Lieu et chronologie de l’attaque
L’incident s’est produit le 2 avril 2026 dans l’enceinte de l’école maternelle située à Ggaba, une zone de la division Makindye. Selon les informations disponibles, le suspect est entré dans les bâtiments en se faisant passer pour un parent, a brièvement échangé avec l’administrateur de l’établissement, puis a quitté les bureaux avant de revenir et de verrouiller la porte. Les enfants ont alors été attaqués “les uns après les autres” par l’agresseur, qui utilisait un objet tranchant. Les autorités ont précisé que quatre mineurs ont perdu la vie sur place.
Profil du suspect et arrestation
Les responsables ont indiqué que l’auteur présumé de 34 ans a été maîtrisé et placé en détention peu après les faits. D’après les témoignages recueillis, l’intervention d’un agent de sécurité d’une église voisine a permis d’appréhender l’individu avant que la foule n’exerce des violences. La police a conduit l’arrestation et retenu le suspect pour interrogatoire, tandis que des mesures ont été prises pour sécuriser la zone et éviter des débordements.
Réactions et scènes sur place
Des vidéos et témoignages montrent des parents et des proches en larmes, rassemblés à proximité de l’école. Une foule en colère s’est constituée et a tenté d’enlever le suspect, obligeant les forces de l’ordre à faire usage de tirs d’avertissement dans les airs afin de disperser les manifestants et protéger la personne détenue. Les autorités municipales et les équipes de secours se sont rendues sur place pour prendre en charge les familles des victimes et sécuriser les lieux.
Enquête et éléments recherchés
La police a déclaré que le mobile des meurtres fait toujours l’objet d’une enquête approfondie. Les enquêteurs cherchent à établir le parcours du suspect, ses motivations, et s’il avait des liens avec l’établissement ou avec des personnes présentes ce jour-là. Des examens médico-légaux et des auditions de témoins sont en cours pour reconstituer précisément le déroulé des événements, la chronologie des attaques et l’origine de l’arme utilisée.

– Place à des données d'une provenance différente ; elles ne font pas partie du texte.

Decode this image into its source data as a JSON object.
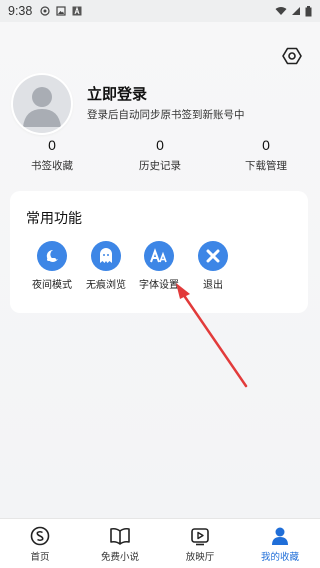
{
  "status_bar": {
    "time": "9:38"
  },
  "profile": {
    "title": "立即登录",
    "subtitle": "登录后自动同步原书签到新账号中"
  },
  "stats": [
    {
      "value": "0",
      "label": "书签收藏"
    },
    {
      "value": "0",
      "label": "历史记录"
    },
    {
      "value": "0",
      "label": "下载管理"
    }
  ],
  "functions": {
    "title": "常用功能",
    "items": [
      {
        "label": "夜间模式",
        "icon": "night-mode-icon"
      },
      {
        "label": "无痕浏览",
        "icon": "ghost-icon"
      },
      {
        "label": "字体设置",
        "icon": "font-icon"
      },
      {
        "label": "退出",
        "icon": "close-icon"
      }
    ]
  },
  "tabs": [
    {
      "label": "首页",
      "icon": "home-icon"
    },
    {
      "label": "免费小说",
      "icon": "book-icon"
    },
    {
      "label": "放映厅",
      "icon": "play-icon"
    },
    {
      "label": "我的收藏",
      "icon": "user-icon",
      "active": true
    }
  ],
  "colors": {
    "accent": "#3d86e6",
    "active_tab": "#1f6ed8",
    "arrow": "#e23b3b"
  }
}
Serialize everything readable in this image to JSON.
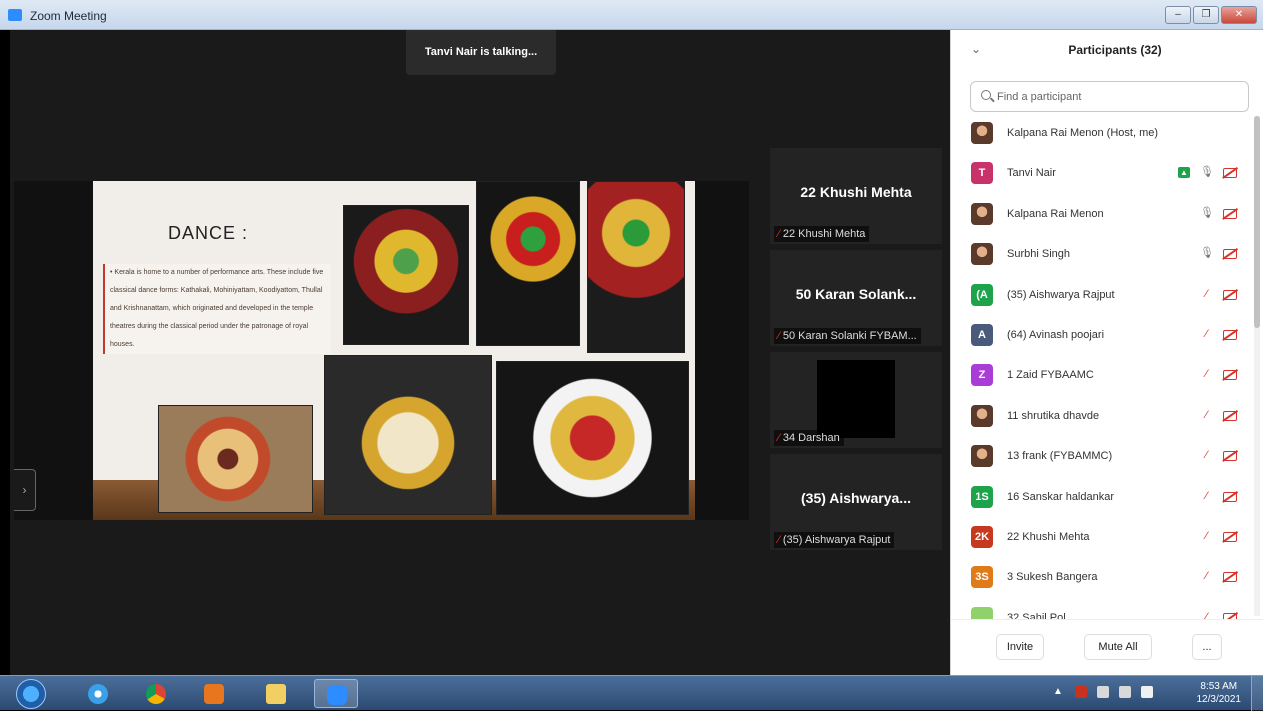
{
  "window": {
    "title": "Zoom Meeting",
    "buttons": [
      "‒",
      "❐",
      "✕"
    ]
  },
  "meeting": {
    "talking_indicator": "Tanvi Nair is talking...",
    "slide": {
      "title": "DANCE :",
      "text": "• Kerala is home to a number of performance arts. These include five classical dance forms: Kathakali, Mohiniyattam, Koodiyattom, Thullal and Krishnanattam, which originated and developed in the temple theatres during the classical period under the patronage of royal houses."
    },
    "side_tab_glyph": "›",
    "tiles": [
      {
        "name": "22 Khushi Mehta",
        "label": "22 Khushi Mehta"
      },
      {
        "name": "50 Karan Solank...",
        "label": "50 Karan Solanki FYBAM..."
      },
      {
        "name": "",
        "label": "34 Darshan"
      },
      {
        "name": "(35) Aishwarya...",
        "label": "(35) Aishwarya Rajput"
      }
    ]
  },
  "participants": {
    "title": "Participants (32)",
    "search_placeholder": "Find a participant",
    "list": [
      {
        "name": "Kalpana Rai Menon (Host, me)",
        "initials": "",
        "color": "",
        "mic": "none",
        "cam": "none"
      },
      {
        "name": "Tanvi Nair",
        "initials": "T",
        "color": "#c8326a",
        "mic": "on",
        "cam": "off",
        "sharing": true
      },
      {
        "name": "Kalpana Rai Menon",
        "initials": "",
        "color": "",
        "mic": "on",
        "cam": "off"
      },
      {
        "name": "Surbhi Singh",
        "initials": "",
        "color": "",
        "mic": "on",
        "cam": "off"
      },
      {
        "name": "(35) Aishwarya Rajput",
        "initials": "(A",
        "color": "#1fa34a",
        "mic": "off",
        "cam": "off"
      },
      {
        "name": "(64) Avinash poojari",
        "initials": "A",
        "color": "#4a5a7a",
        "mic": "off",
        "cam": "off"
      },
      {
        "name": "1 Zaid FYBAAMC",
        "initials": "Z",
        "color": "#a83ed6",
        "mic": "off",
        "cam": "off"
      },
      {
        "name": "11 shrutika dhavde",
        "initials": "",
        "color": "",
        "mic": "off",
        "cam": "off"
      },
      {
        "name": "13 frank (FYBAMMC)",
        "initials": "",
        "color": "",
        "mic": "off",
        "cam": "off"
      },
      {
        "name": "16 Sanskar haldankar",
        "initials": "1S",
        "color": "#1fa34a",
        "mic": "off",
        "cam": "off"
      },
      {
        "name": "22 Khushi Mehta",
        "initials": "2K",
        "color": "#c7391e",
        "mic": "off",
        "cam": "off"
      },
      {
        "name": "3 Sukesh Bangera",
        "initials": "3S",
        "color": "#e07b1a",
        "mic": "off",
        "cam": "off"
      },
      {
        "name": "32 Sahil Pol",
        "initials": "",
        "color": "#8fd16a",
        "mic": "off",
        "cam": "off"
      }
    ],
    "footer": {
      "invite": "Invite",
      "mute_all": "Mute All",
      "more": "..."
    }
  },
  "taskbar": {
    "apps": [
      "internet-explorer-icon",
      "chrome-icon",
      "media-player-icon",
      "file-explorer-icon",
      "zoom-icon"
    ],
    "clock_time": "8:53 AM",
    "clock_date": "12/3/2021"
  }
}
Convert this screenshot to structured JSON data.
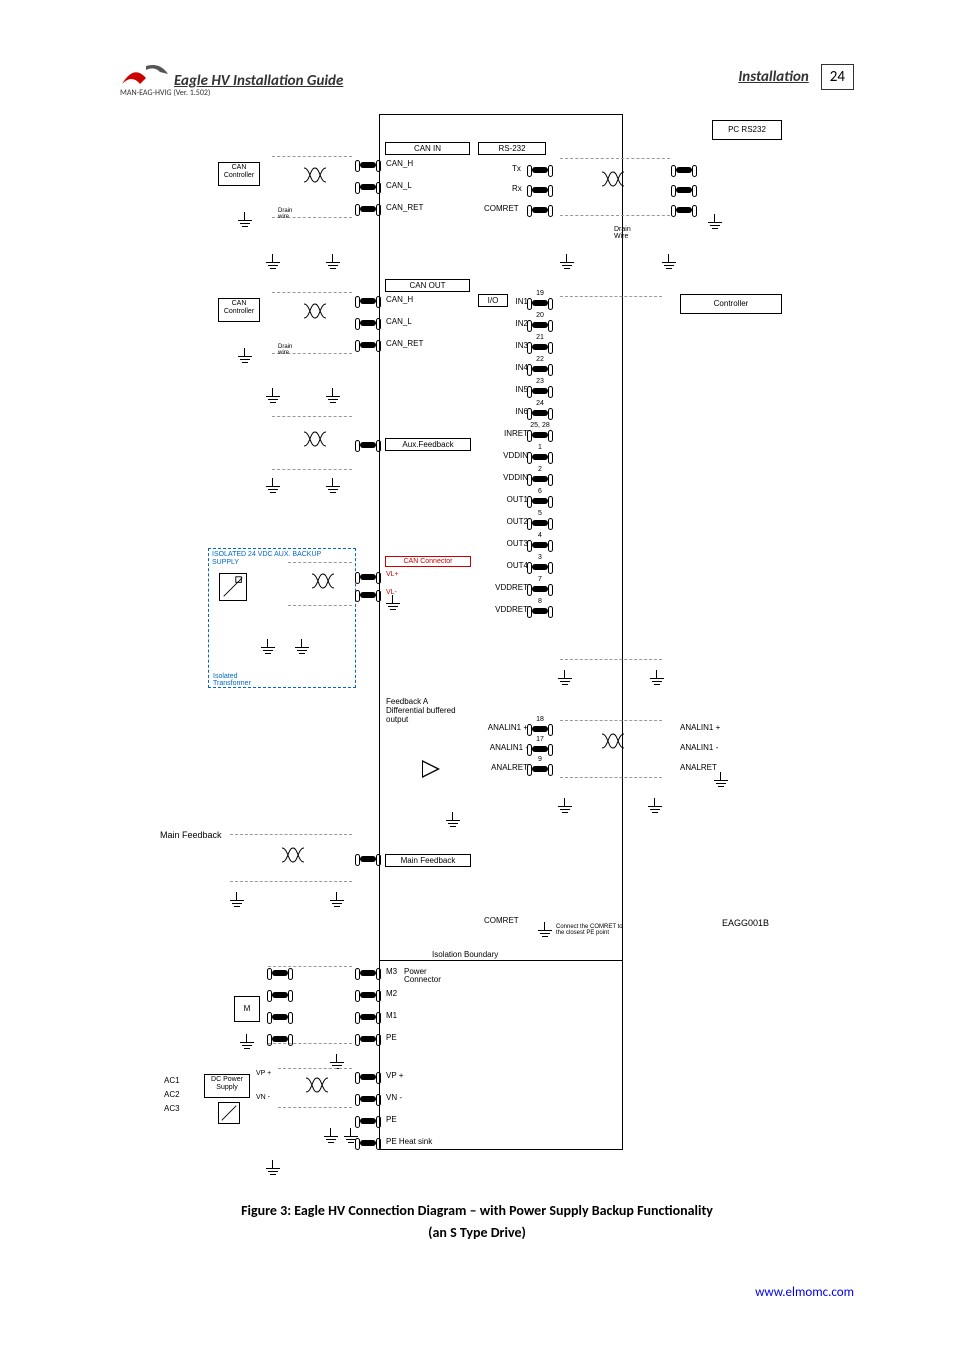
{
  "header": {
    "title": "Eagle HV Installation Guide",
    "section": "Installation",
    "page": "24",
    "version": "MAN-EAG-HVIG (Ver. 1.502)"
  },
  "diagram": {
    "blocks": {
      "pc_rs232": "PC RS232",
      "controller": "Controller",
      "can_controller_1": "CAN Controller",
      "can_controller_2": "CAN Controller",
      "main_feedback_ext": "Main Feedback",
      "motor": "M",
      "dc_power": "DC Power Supply",
      "ac1": "AC1",
      "ac2": "AC2",
      "ac3": "AC3",
      "vp_plus_ext": "VP +",
      "vn_minus_ext": "VN -"
    },
    "subboxes": {
      "can_in": "CAN IN",
      "can_out": "CAN OUT",
      "rs232": "RS-232",
      "io": "I/O",
      "aux_feedback": "Aux.Feedback",
      "can_connector": "CAN Connector",
      "feedback_a": "Feedback A Differential buffered output",
      "main_feedback": "Main Feedback",
      "power_connector": "Power Connector",
      "isolation_boundary": "Isolation Boundary"
    },
    "rs232_pins": {
      "tx": "Tx",
      "rx": "Rx",
      "comret": "COMRET"
    },
    "can_pins": {
      "can_h": "CAN_H",
      "can_l": "CAN_L",
      "can_ret": "CAN_RET"
    },
    "io_pins": [
      {
        "pin": "19",
        "label": "IN1"
      },
      {
        "pin": "20",
        "label": "IN2"
      },
      {
        "pin": "21",
        "label": "IN3"
      },
      {
        "pin": "22",
        "label": "IN4"
      },
      {
        "pin": "23",
        "label": "IN5"
      },
      {
        "pin": "24",
        "label": "IN6"
      },
      {
        "pin": "25, 28",
        "label": "INRET"
      },
      {
        "pin": "1",
        "label": "VDDIN"
      },
      {
        "pin": "2",
        "label": "VDDIN"
      },
      {
        "pin": "6",
        "label": "OUT1"
      },
      {
        "pin": "5",
        "label": "OUT2"
      },
      {
        "pin": "4",
        "label": "OUT3"
      },
      {
        "pin": "3",
        "label": "OUT4"
      },
      {
        "pin": "7",
        "label": "VDDRET"
      },
      {
        "pin": "8",
        "label": "VDDRET"
      }
    ],
    "anal_pins": [
      {
        "pin": "18",
        "label": "ANALIN1 +",
        "ext": "ANALIN1 +"
      },
      {
        "pin": "17",
        "label": "ANALIN1 -",
        "ext": "ANALIN1 -"
      },
      {
        "pin": "9",
        "label": "ANALRET",
        "ext": "ANALRET"
      }
    ],
    "aux_supply": {
      "title": "ISOLATED 24 VDC AUX. BACKUP SUPPLY",
      "vl_plus": "VL+",
      "vl_minus": "VL-",
      "transformer": "Isolated Transformer"
    },
    "power_pins": {
      "m3": "M3",
      "m2": "M2",
      "m1": "M1",
      "pe1": "PE",
      "vp_plus": "VP +",
      "vn_minus": "VN -",
      "pe2": "PE",
      "pe_heatsink": "PE  Heat sink"
    },
    "notes": {
      "drain_wire": "Drain Wire",
      "drain_wire2": "Drain wire",
      "comret_note": "Connect the COMRET to the closest PE point",
      "comret2": "COMRET",
      "eagg": "EAGG001B"
    }
  },
  "caption": {
    "line1": "Figure 3: Eagle HV Connection Diagram – with Power Supply Backup Functionality",
    "line2": "(an S Type Drive)"
  },
  "footer_url": "www.elmomc.com"
}
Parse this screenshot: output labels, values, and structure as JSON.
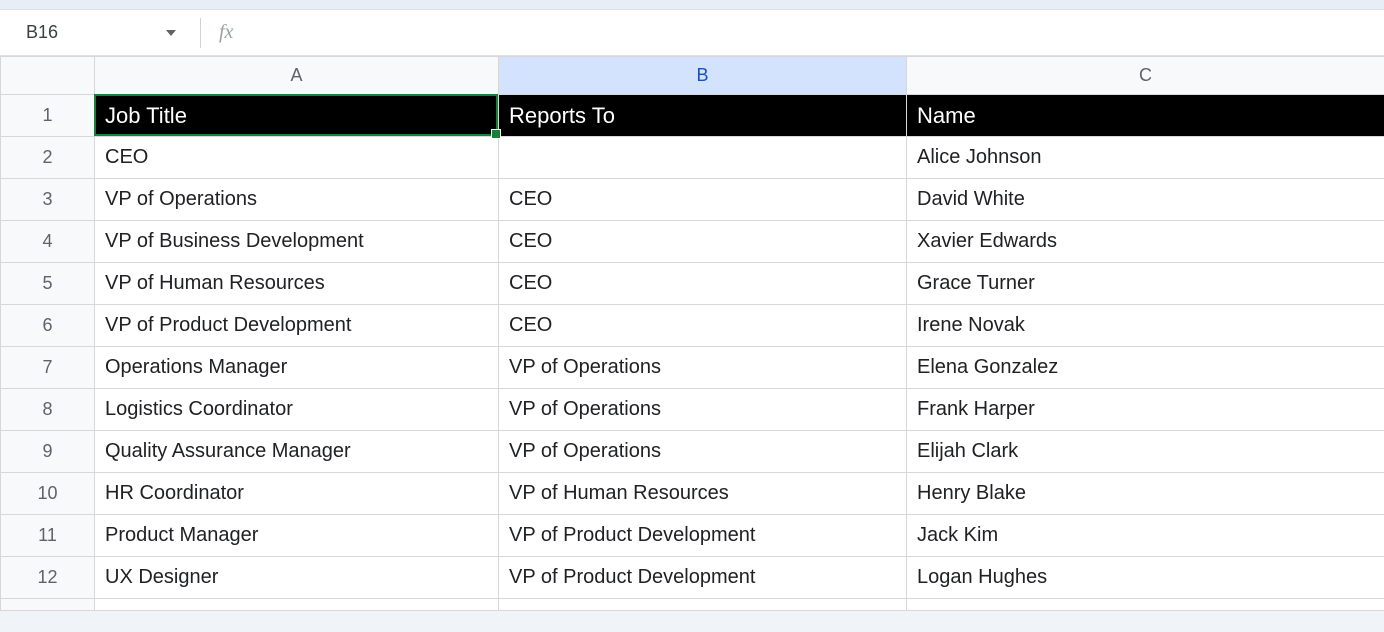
{
  "nameBox": {
    "cellRef": "B16"
  },
  "formulaBar": {
    "value": ""
  },
  "columns": [
    "A",
    "B",
    "C"
  ],
  "selectedColumn": "B",
  "currentCell": "A1",
  "headerRow": {
    "A": "Job Title",
    "B": "Reports To",
    "C": "Name"
  },
  "rows": [
    {
      "n": "2",
      "A": "CEO",
      "B": "",
      "C": "Alice Johnson"
    },
    {
      "n": "3",
      "A": "VP of Operations",
      "B": "CEO",
      "C": "David White"
    },
    {
      "n": "4",
      "A": "VP of Business Development",
      "B": "CEO",
      "C": "Xavier Edwards"
    },
    {
      "n": "5",
      "A": "VP of Human Resources",
      "B": "CEO",
      "C": "Grace Turner"
    },
    {
      "n": "6",
      "A": "VP of Product Development",
      "B": "CEO",
      "C": "Irene Novak"
    },
    {
      "n": "7",
      "A": "Operations Manager",
      "B": "VP of Operations",
      "C": "Elena Gonzalez"
    },
    {
      "n": "8",
      "A": "Logistics Coordinator",
      "B": "VP of Operations",
      "C": "Frank Harper"
    },
    {
      "n": "9",
      "A": "Quality Assurance Manager",
      "B": "VP of Operations",
      "C": "Elijah Clark"
    },
    {
      "n": "10",
      "A": "HR Coordinator",
      "B": "VP of Human Resources",
      "C": "Henry Blake"
    },
    {
      "n": "11",
      "A": "Product Manager",
      "B": "VP of Product Development",
      "C": "Jack Kim"
    },
    {
      "n": "12",
      "A": "UX Designer",
      "B": "VP of Product Development",
      "C": "Logan Hughes"
    }
  ]
}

Sécurité des établissements scolaires et mesures immédiates
L’incident soulève des questions sur les protocoles de sécurité dans les écoles maternelles et les structures destinées à la petite enfance. Les autorités locales ont indiqué qu’elles réévalueraient les dispositifs d’accès aux établissements et la présence d’agents de sécurité, afin de prévenir de tels drames. Les responsables scolaires sont invités à renforcer les contrôles d’entrée, les procédures d’accueil des adultes et la formation du personnel face aux situations d’urgence.
Contexte et rareté des violences similaires à Kampala
Une attaque de cette nature est perçue comme inhabituelle dans une ville comme Kampala, où de tels actes contre des enfants restent rares. La capitale, qui compte plusieurs millions d’habitants, fait face à des défis sécuritaires variés, mais les attaques ciblant des écoles et des structures pour enfants provoquent une émotion particulière et poussent à des réponses institutionnelles rapides.
Les familles des victimes ont reçu un soutien initial des services de santé et des autorités locales, tandis que la police poursuit son enquête pour établir l’ensemble des responsabilités. Des mesures de sécurité temporaires ont été mises en place autour des établissements scolaires de la zone et des équipes psycho-sociales sont mobilisées pour accompagner les élèves et le personnel affectés par le drame.